Bülent Ersoy

Bülent Ersoy'un "ben kadınım ayol!" dediğini ne zaman duysam... Sanki koca bir ülkenin hafızasının; onlarca film, yüzlerce gazete kupürü, binlerce fotoğraflık arşivinin bir anda silinmesini ve sadece biyolojik bir kadın olarak bilinmeyi istiyor hissine kapılırım ve onun için üzülürüm... Bu birçok transseksüelin en büyük dileğidir: "kimse bilmeden her şey bir an önce olsun bitsin ben de kadın/erkek kimliğimle yaşayayım." Bana öyle gelir ki; hayatlarının bir yarısından vazgeçmek isterler. Kendi kendilerini ötekileştirdiklerinden üstelik... Farkında olmadan...
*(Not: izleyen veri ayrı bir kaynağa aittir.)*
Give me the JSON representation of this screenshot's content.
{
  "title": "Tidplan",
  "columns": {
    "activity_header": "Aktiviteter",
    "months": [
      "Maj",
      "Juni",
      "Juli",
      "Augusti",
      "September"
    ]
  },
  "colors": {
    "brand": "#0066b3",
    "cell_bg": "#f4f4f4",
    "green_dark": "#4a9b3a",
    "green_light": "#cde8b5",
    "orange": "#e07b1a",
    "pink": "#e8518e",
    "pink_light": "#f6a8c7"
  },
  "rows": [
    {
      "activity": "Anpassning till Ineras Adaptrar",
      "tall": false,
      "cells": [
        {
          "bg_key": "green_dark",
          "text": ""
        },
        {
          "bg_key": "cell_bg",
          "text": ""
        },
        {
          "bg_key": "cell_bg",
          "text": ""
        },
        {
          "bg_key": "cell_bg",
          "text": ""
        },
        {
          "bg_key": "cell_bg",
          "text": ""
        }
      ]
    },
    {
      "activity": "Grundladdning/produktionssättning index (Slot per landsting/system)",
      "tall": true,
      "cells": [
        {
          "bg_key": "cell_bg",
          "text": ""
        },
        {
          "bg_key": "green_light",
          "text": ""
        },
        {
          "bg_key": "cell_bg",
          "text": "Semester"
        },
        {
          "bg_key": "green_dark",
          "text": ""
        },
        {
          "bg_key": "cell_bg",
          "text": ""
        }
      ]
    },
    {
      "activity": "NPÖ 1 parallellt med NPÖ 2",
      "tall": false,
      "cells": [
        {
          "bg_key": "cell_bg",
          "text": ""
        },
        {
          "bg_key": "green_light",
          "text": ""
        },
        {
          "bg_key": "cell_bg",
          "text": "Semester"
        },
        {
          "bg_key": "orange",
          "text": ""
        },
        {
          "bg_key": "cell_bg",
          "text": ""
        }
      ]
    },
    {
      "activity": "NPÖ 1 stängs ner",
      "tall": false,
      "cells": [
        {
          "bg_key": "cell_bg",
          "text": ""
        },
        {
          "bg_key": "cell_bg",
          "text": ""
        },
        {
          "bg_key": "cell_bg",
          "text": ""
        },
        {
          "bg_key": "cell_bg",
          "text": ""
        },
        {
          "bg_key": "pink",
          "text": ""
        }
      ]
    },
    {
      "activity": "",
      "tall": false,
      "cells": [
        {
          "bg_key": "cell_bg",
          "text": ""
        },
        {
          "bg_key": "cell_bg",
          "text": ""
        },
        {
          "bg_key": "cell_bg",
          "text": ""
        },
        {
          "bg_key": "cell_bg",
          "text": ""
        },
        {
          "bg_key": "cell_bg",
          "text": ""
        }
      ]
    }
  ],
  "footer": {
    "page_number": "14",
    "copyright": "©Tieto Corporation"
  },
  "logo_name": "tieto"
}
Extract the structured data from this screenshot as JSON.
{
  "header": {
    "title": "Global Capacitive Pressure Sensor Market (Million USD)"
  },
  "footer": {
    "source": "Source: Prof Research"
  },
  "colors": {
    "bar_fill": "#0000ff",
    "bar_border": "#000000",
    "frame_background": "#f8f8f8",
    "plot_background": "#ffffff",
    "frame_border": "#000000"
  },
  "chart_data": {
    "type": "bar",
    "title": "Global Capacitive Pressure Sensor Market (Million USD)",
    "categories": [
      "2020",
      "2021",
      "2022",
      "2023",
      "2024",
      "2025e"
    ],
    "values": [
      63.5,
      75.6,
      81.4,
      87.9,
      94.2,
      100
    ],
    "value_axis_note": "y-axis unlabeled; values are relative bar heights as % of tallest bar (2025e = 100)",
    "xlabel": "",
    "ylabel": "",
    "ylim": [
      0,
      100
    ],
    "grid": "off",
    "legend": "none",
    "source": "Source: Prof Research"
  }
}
Açıkçası ben hiçbir zaman onlardan biri olmadım. Ben farklı olmakla övünüyorum, farklı olmasaydım bunun üstüne bu kadar düşünmez herkesin yaptığı hataları yapardım, diyorum. Ben gözlemliyor ve sorguluyorum, kendi erkekliğimi kendim kuruyorum.
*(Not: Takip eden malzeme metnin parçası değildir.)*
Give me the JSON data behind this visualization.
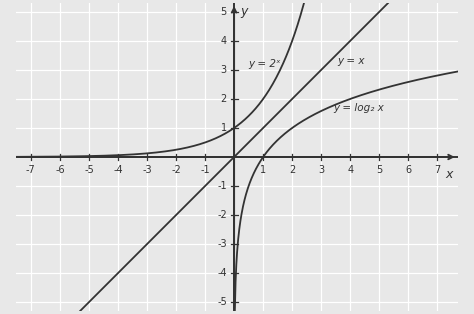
{
  "xlim": [
    -7.5,
    7.7
  ],
  "ylim": [
    -5.3,
    5.3
  ],
  "xticks": [
    -7,
    -6,
    -5,
    -4,
    -3,
    -2,
    -1,
    1,
    2,
    3,
    4,
    5,
    6,
    7
  ],
  "yticks": [
    -5,
    -4,
    -3,
    -2,
    -1,
    1,
    2,
    3,
    4,
    5
  ],
  "xlabel": "x",
  "ylabel": "y",
  "bg_color": "#e8e8e8",
  "line_color": "#333333",
  "grid_color": "#ffffff",
  "label_y2x": "y = x",
  "label_exp": "y = 2ˣ",
  "label_log": "y = log₂ x",
  "label_fontsize": 7.5,
  "tick_fontsize": 7.0,
  "axis_label_fontsize": 9
}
Cisgender (beden cinsiyeti ve cinsel kimliği uyumlu)  olsaydım "oğlum", "koçum", "aslanım"larla büyüyecektim ve sürekli pohpohlanan bir yerden kurulacaktı erkeklik benim için. Oysa bana sürekli "kızlar öyle yapmaz", "erkek gibi davranma", "saçını oğlan saçı gibi kestirme" dendi. Ben itirazlar üzerine kurdum erkekliğimi, bir kontra atak gibi. Aşağı yukarı tüm transseksüellerin hikayesi de benimki gibi değil mi? Kontra'yız hepimiz, trans zaten biraz da bu demek. O yüzden öyle transı baştan atıp sadece kadın/erkek demekle olmaz o iş...
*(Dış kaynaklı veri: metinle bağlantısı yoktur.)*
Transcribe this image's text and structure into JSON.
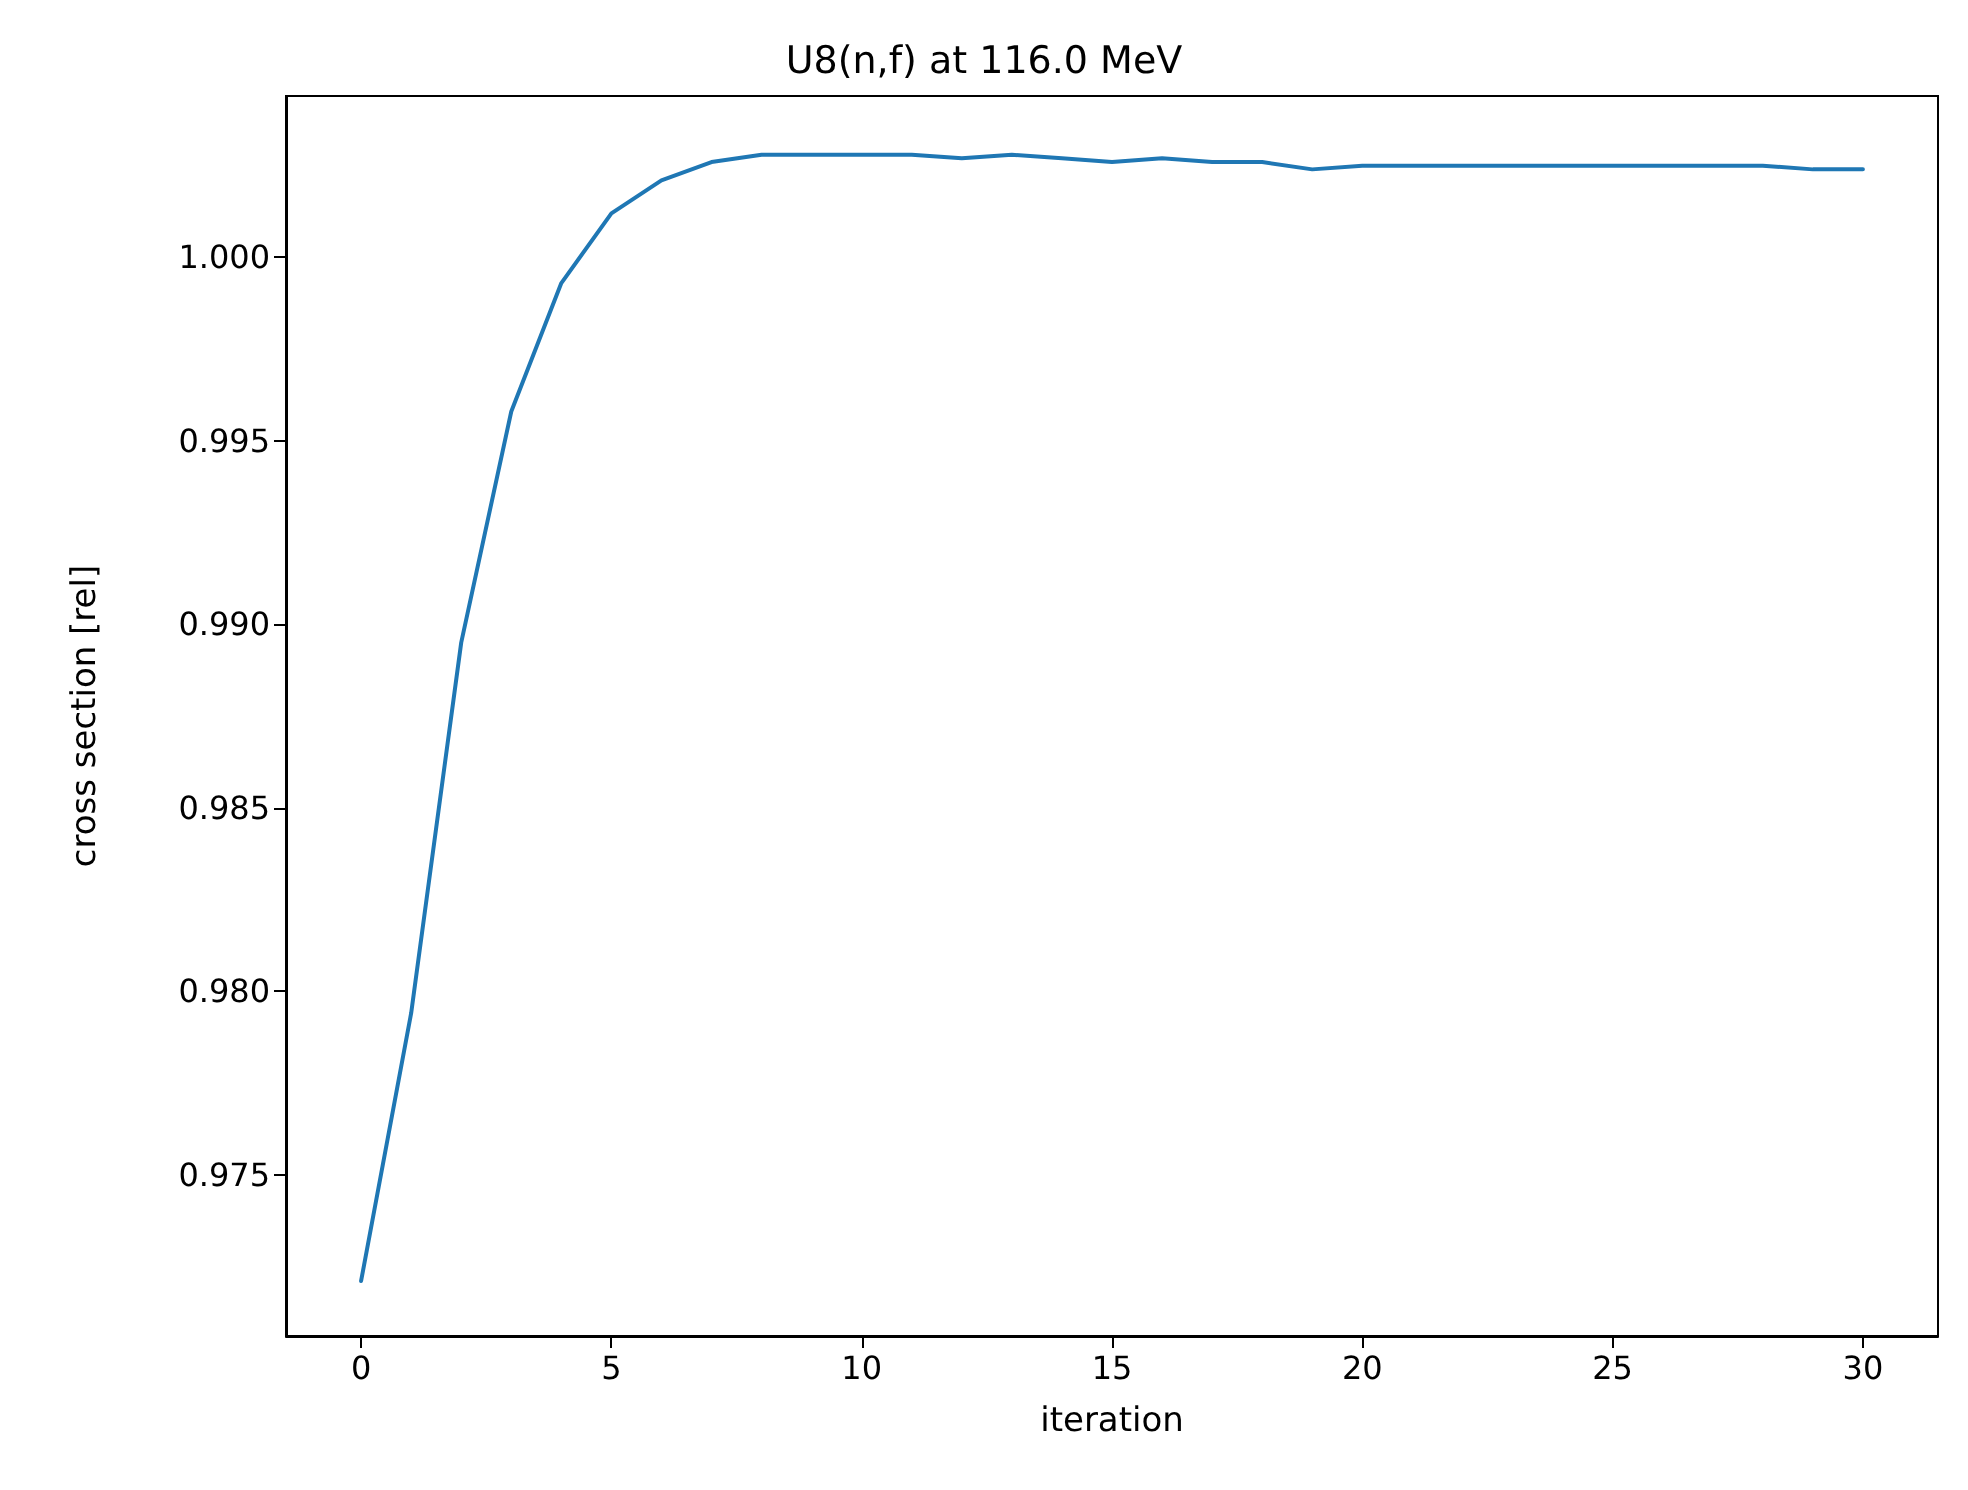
{
  "chart_data": {
    "type": "line",
    "title": "U8(n,f) at 116.0 MeV",
    "xlabel": "iteration",
    "ylabel": "cross section [rel]",
    "x": [
      0,
      1,
      2,
      3,
      4,
      5,
      6,
      7,
      8,
      9,
      10,
      11,
      12,
      13,
      14,
      15,
      16,
      17,
      18,
      19,
      20,
      21,
      22,
      23,
      24,
      25,
      26,
      27,
      28,
      29,
      30
    ],
    "series": [
      {
        "color": "#1f77b4",
        "values": [
          0.9721,
          0.9794,
          0.9895,
          0.9958,
          0.9993,
          1.0012,
          1.0021,
          1.0026,
          1.0028,
          1.0028,
          1.0028,
          1.0028,
          1.0027,
          1.0028,
          1.0027,
          1.0026,
          1.0027,
          1.0026,
          1.0026,
          1.0024,
          1.0025,
          1.0025,
          1.0025,
          1.0025,
          1.0025,
          1.0025,
          1.0025,
          1.0025,
          1.0025,
          1.0024,
          1.0024
        ]
      }
    ],
    "xlim": [
      -1.5,
      31.5
    ],
    "xticks": [
      0,
      5,
      10,
      15,
      20,
      25,
      30
    ],
    "ylim": [
      0.9706,
      1.0044
    ],
    "yticks": [
      {
        "value": 0.975,
        "label": "0.975"
      },
      {
        "value": 0.98,
        "label": "0.980"
      },
      {
        "value": 0.985,
        "label": "0.985"
      },
      {
        "value": 0.99,
        "label": "0.990"
      },
      {
        "value": 0.995,
        "label": "0.995"
      },
      {
        "value": 1,
        "label": "1.000"
      }
    ],
    "grid": false,
    "marker": "none",
    "line_style": "solid"
  }
}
"Trans erkek/kadın demek üçüncü bir tür yaratıyor gibi geliyor bazen, sonradan olmuş, imitasyon gibi bir vurgu yapıyor." diyenler var, haklılar. Negatif anlamlar yüklerseniz yapıyor bunları elbette.Velev ki ben "trans"a çok pozitif anlamlar yüklüyorum. Bir de düşüncelerinizin odağına penisi koyarsanız yapıyor o imitasyon vurgusunu. Ben odağa kişisel tarihimi koyuyorum.Geçmişimle, bunun bana kattıklarıyla cinsel kimliğimi tanımlamaktan da övünç duyuyorum.